Trenten Kor, owner and operator for the past 2 1/2 years, has permanently closed the doors of the Bruce Market.

It will be replaced by the Bruce Locker and the Steel Grit Bar and Grill, a steakhouse-type restaurant.

By way of history, the market had been a grocery store since the 1970s; the meat market/locker (Kor uses the terms interchangeably) was added to the business in 2011.

“It was a complete market,” Kor said, “local for the grocery store and we probably had a 50-mile radius for the locker (meat market).”

Kor explained that the Bruce Market operated a “custom exempt” local locker: “The customer would bring in the animal and we would process it for them, what they wanted done with it, and they would have to come in and pick it back up.”

The market closed June 29, and custom meet processing ended July 6.

Unlike a state- and federally-inspected locker, the Bruce Market could not sell the processed meat. That will change when the Bruce Locker opens, which is planned for mid-October.

“After passing state and federal inspections, we can go out and buy our own animals and sell (their meat) to the customer,” Kor explained, adding that the bar and grill will be adjacent to the locker. “That’s why we shut it down, so we could revamp it. We’re going to reseal walls, reseal floors, get everything 100 percent up to code and ready to go.”

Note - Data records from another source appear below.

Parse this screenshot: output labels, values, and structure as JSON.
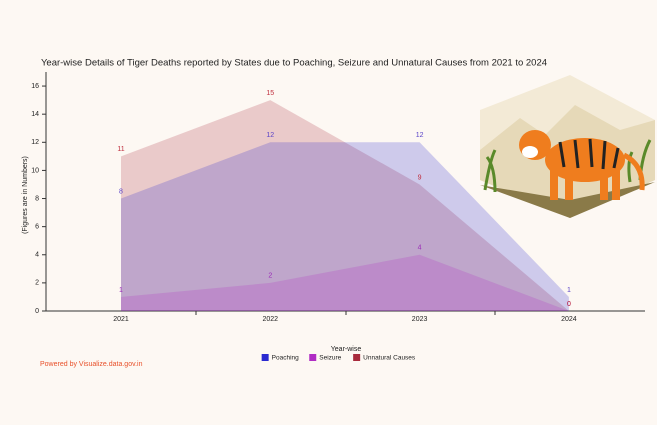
{
  "chart_data": {
    "type": "area",
    "title": "Year-wise Details of Tiger Deaths reported by States due to Poaching, Seizure and Unnatural Causes from 2021 to 2024",
    "x_label": "Year-wise",
    "y_label": "(Figures are in Numbers)",
    "categories": [
      "2021",
      "2022",
      "2023",
      "2024"
    ],
    "series": [
      {
        "name": "Poaching",
        "color": "#2a2ad0",
        "label_color": "#5b44c8",
        "values": [
          8,
          12,
          12,
          1
        ]
      },
      {
        "name": "Seizure",
        "color": "#b02cc4",
        "label_color": "#9b2cb8",
        "values": [
          1,
          2,
          4,
          0
        ]
      },
      {
        "name": "Unnatural Causes",
        "color": "#a82a3c",
        "label_color": "#c0303f",
        "values": [
          11,
          15,
          9,
          0
        ]
      }
    ],
    "ylim": [
      0,
      17
    ],
    "yticks": [
      0,
      2,
      4,
      6,
      8,
      10,
      12,
      14,
      16
    ],
    "source": "Powered by Visualize.data.gov.in"
  }
}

However, the restaurant will come first. His plan is to have it up and running by the end of August.

Menu: Keep it simple

“There’s a restaurant up the hill from us,” he said. “But we’re going to focus on being a steakhouse. We want to test-fire and get everything ready before I go over and open the federally inspected locker, so I don’t have everything opening at once.”

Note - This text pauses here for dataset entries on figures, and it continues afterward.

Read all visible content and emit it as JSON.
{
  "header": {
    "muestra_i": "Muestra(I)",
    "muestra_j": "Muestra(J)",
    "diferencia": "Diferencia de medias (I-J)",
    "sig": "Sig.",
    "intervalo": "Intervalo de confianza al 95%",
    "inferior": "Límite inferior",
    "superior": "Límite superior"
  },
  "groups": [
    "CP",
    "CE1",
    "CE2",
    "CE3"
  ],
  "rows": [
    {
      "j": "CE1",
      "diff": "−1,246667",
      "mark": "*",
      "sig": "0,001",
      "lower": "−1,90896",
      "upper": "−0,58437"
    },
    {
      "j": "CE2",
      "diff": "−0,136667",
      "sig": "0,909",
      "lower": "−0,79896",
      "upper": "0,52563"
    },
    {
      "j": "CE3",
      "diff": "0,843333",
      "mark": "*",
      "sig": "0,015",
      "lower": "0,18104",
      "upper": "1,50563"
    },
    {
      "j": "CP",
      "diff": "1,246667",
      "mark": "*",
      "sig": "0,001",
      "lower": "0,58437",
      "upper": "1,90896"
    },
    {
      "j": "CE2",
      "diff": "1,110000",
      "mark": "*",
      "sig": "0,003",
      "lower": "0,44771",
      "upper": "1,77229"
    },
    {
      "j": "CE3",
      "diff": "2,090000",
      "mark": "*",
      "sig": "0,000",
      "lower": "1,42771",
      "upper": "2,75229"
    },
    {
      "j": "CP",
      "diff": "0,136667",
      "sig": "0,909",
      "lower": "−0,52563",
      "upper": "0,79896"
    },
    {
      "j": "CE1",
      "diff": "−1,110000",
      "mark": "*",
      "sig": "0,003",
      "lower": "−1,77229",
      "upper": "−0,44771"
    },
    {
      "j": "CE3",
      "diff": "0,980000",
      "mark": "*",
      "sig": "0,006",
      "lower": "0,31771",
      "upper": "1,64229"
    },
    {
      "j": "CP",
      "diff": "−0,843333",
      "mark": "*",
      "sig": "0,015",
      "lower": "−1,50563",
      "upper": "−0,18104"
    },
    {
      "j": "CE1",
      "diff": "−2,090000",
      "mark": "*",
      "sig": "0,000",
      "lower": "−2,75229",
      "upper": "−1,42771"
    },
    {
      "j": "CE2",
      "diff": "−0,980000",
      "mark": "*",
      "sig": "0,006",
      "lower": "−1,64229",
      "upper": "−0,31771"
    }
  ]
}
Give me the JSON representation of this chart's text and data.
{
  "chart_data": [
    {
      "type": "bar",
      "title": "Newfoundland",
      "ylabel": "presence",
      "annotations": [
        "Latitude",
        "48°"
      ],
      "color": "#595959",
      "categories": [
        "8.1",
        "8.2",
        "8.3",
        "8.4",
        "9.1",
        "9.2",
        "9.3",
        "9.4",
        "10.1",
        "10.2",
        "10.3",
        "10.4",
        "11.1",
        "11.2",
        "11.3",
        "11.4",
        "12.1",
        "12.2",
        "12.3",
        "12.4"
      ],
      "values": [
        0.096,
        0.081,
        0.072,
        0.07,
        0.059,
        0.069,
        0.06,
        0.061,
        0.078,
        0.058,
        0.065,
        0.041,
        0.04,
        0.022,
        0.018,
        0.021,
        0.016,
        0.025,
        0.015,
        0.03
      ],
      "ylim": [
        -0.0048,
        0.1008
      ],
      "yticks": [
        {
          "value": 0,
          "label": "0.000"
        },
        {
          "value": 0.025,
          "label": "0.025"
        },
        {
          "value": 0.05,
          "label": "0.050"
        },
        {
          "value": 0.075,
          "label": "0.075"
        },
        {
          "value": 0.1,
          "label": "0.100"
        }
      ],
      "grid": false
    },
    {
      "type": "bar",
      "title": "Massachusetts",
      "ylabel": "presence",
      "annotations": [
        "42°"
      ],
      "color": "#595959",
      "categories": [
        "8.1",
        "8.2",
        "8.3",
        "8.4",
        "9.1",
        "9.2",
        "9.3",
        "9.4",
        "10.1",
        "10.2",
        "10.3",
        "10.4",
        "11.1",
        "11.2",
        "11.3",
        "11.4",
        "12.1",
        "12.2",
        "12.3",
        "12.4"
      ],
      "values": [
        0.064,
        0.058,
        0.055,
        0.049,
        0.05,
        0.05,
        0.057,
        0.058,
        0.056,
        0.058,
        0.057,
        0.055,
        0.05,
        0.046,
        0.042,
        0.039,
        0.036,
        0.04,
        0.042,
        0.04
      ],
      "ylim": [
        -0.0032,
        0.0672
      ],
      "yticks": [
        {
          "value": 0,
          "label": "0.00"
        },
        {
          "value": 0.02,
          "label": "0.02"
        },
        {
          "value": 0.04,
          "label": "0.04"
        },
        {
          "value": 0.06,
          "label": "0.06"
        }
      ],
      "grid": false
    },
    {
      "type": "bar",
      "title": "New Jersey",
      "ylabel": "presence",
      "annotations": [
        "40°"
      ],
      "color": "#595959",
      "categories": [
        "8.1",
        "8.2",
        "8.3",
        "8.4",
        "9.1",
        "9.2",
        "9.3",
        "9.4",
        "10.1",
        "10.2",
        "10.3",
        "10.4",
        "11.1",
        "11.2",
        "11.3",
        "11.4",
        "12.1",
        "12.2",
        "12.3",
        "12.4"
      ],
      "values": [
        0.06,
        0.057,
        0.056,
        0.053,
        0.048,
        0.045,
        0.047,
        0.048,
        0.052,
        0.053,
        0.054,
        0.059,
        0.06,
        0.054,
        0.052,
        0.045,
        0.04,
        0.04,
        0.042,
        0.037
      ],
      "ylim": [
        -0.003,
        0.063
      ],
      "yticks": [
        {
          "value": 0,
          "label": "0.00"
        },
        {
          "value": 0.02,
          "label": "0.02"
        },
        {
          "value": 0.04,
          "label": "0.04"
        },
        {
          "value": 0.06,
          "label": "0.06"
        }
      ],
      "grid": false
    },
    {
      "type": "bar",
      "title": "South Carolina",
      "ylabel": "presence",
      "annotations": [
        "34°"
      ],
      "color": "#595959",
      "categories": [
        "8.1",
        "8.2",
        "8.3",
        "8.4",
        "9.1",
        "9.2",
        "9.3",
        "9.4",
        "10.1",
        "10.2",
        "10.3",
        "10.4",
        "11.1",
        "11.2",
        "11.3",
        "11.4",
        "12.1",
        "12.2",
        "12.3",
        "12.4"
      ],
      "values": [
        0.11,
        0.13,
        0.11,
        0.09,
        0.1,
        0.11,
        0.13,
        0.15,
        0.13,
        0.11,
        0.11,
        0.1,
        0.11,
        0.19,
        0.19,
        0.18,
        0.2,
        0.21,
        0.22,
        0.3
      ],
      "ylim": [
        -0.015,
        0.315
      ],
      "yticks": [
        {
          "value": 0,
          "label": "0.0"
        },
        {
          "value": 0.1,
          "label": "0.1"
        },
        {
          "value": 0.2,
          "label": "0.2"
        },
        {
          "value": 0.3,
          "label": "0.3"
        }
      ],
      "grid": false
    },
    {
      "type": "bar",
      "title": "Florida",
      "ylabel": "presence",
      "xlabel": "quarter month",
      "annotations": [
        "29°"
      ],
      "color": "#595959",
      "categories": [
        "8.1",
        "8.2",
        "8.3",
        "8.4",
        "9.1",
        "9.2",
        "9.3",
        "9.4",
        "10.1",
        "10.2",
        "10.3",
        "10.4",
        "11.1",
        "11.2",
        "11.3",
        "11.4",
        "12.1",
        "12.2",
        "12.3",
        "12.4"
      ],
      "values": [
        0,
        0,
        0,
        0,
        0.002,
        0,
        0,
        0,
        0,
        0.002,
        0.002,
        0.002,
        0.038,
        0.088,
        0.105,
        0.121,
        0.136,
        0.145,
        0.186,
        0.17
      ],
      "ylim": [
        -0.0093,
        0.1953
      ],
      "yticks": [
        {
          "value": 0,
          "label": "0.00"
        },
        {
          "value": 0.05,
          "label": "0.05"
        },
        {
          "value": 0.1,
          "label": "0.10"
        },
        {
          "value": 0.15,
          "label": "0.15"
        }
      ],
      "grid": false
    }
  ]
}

As to the restaurant menu, Kor said, “We’re going to keep it pretty simple. We’re going to do steak, of course. I want to do all the prime cuts. We also want to do dinner and breakfast. Breakfast for the locals, mainly.” And the proximity of the locker will allow a steady supply of a variety of meats for the restaurant.

”I’m going to have so much extra stuff there in the locker,” Kor explained. “When you process a beef, you have more than just steaks. You have the whole animal to get rid of.

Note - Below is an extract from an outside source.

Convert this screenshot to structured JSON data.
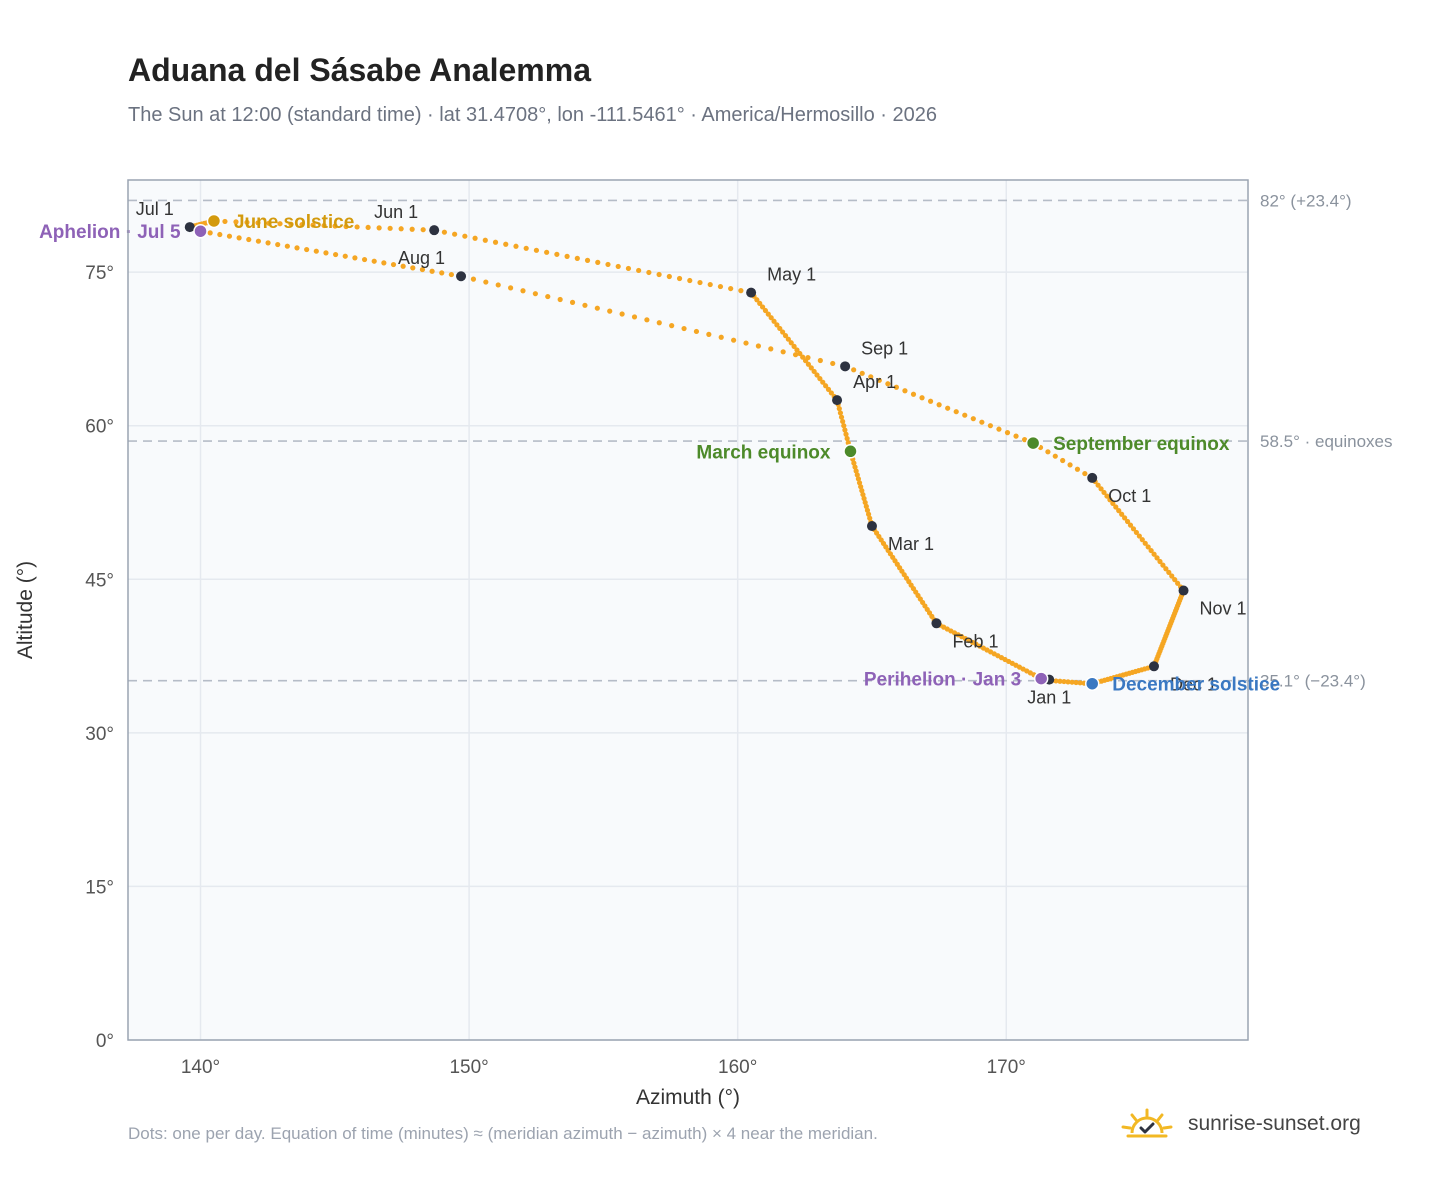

“So I want to do a very selective pizza and burger menu for dinner, kind of put our special twist on everything.”

In addition to beef, the locker will also “do pork, lamb, goat; I want to serve lamb chops,” he added.

The meat used in the restaurant will come via purchases from local area farmers. Kor will have the purchased animals butchered and returned to the locker where he will further process the meat into a variety of cuts. Some of the meat will be sold to the public while some will be used for the menu at the restaurant.

Most of the beef will come from Kor Farms Inc., a feedlot and feed plant northwest of White owned and operated by Kor and his father, Wes Kor.

“We harvest grain,” Trenten Kor said. “And we make our own cattle feed; so we can control protein rates, everything.”